Nada gratuito es el abandono del conocido hospital de Lídice y el olvido de Bárbula que se hizo famoso hasta como un recurso humorístico de la vida cotidiana, por los elevadísimos costos del tratamiento psicológico y psiquiátrico al que se le agrega un cierto y extendido prejuicio de vieja data, inmediatamente considerado como loco el más fugaz paciente.  Ya no tratamos de casos aislados y circunstanciales que dicen bastarse con Paulo Coelho, el tarotismo, o las literalmente encarecidas sectas que refuerzan el pensamiento mágico-religioso al que constantemente apela el poder político.

Son evidentes los peligros del autotratamiento o automedicación psicológica, como si pudiéramos prescindir de los probados especialistas en la materia. Por ello, es  urgente concebir, diseñar y adelantar una campaña para contrarrestar al régimen en un terreno que requiere de los expertos, en la medida que avancemos en el real y genuino  esfuerzo opositor y, con mayor razón, convertir la transición en una experiencia de lo que llamamos en las aulas escolares la higiene mental profunda que nos reencuentre con la libertad y la dignidad plena de la persona humana.
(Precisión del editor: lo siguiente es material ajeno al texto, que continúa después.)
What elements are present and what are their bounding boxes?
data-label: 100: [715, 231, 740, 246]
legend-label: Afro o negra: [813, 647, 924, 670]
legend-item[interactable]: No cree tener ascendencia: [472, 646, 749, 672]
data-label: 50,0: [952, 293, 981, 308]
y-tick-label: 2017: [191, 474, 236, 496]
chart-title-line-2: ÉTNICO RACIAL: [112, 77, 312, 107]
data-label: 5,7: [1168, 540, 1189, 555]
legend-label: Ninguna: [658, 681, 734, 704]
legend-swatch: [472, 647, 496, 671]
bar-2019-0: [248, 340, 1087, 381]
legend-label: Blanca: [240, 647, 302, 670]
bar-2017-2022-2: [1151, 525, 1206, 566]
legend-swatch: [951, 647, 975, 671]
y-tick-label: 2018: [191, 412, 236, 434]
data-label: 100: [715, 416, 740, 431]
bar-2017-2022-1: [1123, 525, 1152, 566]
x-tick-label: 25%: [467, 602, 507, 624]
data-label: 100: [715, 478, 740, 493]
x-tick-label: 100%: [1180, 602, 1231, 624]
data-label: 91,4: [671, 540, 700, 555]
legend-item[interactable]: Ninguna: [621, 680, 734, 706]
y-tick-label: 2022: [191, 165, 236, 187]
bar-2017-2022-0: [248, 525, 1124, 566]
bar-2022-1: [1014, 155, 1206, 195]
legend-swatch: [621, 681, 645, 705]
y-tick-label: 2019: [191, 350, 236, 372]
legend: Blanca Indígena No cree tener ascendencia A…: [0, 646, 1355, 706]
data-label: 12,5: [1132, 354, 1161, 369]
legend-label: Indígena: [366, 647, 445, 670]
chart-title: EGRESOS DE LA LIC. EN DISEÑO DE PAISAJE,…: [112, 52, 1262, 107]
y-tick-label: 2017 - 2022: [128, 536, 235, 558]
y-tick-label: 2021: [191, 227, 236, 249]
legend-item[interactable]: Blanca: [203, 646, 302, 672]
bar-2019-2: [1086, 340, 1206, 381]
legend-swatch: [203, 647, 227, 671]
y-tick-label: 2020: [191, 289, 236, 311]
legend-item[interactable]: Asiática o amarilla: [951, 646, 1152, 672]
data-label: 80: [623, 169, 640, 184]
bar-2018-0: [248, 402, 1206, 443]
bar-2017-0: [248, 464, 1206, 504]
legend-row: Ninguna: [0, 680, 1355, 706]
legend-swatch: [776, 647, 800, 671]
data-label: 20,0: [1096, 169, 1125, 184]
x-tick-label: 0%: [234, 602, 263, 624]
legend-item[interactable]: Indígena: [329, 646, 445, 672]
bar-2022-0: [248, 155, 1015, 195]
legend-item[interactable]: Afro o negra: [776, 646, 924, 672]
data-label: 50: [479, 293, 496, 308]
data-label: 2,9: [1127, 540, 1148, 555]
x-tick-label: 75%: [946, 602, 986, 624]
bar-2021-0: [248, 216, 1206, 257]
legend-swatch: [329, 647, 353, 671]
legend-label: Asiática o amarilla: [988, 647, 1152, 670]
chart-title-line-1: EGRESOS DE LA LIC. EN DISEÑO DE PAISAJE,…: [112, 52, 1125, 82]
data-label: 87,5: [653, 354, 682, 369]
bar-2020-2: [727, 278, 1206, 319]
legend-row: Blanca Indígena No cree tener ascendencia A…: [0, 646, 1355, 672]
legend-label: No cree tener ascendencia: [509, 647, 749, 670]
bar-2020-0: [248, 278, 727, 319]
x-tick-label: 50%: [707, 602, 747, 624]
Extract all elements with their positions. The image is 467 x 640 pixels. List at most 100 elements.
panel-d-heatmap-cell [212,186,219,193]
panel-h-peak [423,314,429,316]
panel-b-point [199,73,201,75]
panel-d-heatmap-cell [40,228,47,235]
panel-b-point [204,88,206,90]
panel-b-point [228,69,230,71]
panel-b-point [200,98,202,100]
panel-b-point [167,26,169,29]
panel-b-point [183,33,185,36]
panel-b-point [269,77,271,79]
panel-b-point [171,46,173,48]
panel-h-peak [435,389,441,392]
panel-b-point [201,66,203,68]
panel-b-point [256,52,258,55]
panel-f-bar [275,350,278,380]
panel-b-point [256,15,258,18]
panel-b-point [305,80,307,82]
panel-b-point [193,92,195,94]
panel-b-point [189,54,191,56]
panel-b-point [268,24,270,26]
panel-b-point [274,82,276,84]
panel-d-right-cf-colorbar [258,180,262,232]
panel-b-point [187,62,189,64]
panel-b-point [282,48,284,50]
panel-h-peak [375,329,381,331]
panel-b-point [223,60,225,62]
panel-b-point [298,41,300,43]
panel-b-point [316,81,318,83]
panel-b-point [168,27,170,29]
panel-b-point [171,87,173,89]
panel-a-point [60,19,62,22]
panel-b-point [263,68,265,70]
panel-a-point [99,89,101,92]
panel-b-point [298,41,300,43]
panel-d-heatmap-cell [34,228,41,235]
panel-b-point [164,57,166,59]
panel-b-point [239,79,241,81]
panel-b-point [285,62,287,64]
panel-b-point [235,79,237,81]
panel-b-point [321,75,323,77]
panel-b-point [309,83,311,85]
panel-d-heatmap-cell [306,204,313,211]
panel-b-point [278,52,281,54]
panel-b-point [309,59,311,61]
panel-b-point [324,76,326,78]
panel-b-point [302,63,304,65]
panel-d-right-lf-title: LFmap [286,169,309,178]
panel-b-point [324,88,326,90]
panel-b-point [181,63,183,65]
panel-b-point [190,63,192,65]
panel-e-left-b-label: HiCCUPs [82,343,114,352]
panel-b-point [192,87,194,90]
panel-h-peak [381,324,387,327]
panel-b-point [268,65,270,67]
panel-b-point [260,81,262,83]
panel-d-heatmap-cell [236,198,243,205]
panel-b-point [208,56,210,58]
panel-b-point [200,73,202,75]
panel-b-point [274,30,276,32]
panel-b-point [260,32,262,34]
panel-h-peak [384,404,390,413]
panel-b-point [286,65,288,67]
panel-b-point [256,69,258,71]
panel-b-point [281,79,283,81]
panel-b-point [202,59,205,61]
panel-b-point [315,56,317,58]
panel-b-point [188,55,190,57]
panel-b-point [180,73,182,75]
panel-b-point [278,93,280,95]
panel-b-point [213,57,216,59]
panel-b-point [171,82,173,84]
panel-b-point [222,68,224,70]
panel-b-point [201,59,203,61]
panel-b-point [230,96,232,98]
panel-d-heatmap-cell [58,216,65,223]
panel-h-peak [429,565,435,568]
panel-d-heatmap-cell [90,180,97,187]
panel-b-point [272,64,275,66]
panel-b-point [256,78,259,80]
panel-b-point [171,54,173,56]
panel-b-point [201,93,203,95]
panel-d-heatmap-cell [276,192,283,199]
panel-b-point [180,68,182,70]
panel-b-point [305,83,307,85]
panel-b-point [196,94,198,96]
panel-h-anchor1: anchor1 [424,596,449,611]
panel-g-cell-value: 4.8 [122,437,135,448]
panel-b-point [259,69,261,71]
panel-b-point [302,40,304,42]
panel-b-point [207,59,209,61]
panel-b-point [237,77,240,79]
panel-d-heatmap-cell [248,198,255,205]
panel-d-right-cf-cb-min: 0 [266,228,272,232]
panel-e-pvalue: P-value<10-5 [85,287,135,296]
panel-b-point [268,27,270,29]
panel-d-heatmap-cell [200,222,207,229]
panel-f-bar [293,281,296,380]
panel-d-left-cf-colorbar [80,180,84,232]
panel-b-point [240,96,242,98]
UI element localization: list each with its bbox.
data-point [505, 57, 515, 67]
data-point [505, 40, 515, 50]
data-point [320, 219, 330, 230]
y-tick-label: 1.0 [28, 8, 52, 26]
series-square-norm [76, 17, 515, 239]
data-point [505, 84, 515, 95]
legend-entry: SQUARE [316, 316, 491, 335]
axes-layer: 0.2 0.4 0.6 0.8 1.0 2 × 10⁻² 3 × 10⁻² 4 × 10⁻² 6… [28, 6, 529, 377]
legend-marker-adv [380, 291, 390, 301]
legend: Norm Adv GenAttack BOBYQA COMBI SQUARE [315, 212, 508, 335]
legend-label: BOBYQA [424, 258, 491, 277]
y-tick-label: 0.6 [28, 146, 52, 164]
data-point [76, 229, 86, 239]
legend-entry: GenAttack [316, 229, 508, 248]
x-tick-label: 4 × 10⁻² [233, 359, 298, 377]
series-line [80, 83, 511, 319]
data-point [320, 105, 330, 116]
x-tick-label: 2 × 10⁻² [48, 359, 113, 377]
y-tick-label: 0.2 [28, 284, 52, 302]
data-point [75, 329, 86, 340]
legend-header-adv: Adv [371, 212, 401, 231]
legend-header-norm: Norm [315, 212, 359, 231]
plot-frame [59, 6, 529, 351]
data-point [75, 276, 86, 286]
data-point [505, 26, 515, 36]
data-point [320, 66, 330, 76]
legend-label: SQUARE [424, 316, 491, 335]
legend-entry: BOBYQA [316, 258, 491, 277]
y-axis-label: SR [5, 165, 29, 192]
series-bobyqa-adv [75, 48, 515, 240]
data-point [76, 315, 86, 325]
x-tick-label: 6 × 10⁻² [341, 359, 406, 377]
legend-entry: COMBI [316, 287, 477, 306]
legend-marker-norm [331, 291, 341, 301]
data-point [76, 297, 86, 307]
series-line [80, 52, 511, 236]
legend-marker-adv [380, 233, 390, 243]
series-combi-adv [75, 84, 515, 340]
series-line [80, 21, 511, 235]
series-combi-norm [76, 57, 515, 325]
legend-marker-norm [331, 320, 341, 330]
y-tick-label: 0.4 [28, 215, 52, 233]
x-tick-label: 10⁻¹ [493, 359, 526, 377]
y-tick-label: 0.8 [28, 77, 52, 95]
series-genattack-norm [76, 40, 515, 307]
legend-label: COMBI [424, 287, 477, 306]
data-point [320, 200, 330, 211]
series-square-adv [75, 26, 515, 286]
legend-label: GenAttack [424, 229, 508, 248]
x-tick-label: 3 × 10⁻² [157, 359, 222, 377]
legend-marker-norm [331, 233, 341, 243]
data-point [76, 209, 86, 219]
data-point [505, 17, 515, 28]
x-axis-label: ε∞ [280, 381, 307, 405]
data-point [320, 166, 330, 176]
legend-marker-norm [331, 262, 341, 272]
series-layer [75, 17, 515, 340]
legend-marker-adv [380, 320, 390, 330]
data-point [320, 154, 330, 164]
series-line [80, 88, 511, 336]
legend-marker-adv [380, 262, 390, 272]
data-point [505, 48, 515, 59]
Al transitar rápidamente una soleada plaza pública caraqueña, reforzamos nuestra angustia al fotografiar a una joven que se decidió por un singular lugar para atajar y sopesar quizá sus propias angustias, recostada. Lidiando muy temprano con la calle, no buscaría arriesgar el sueño o amainar la pereza, incurriendo en un desenfado de modales urbanos, o esperando por alguien que no la divisaría con facilidad.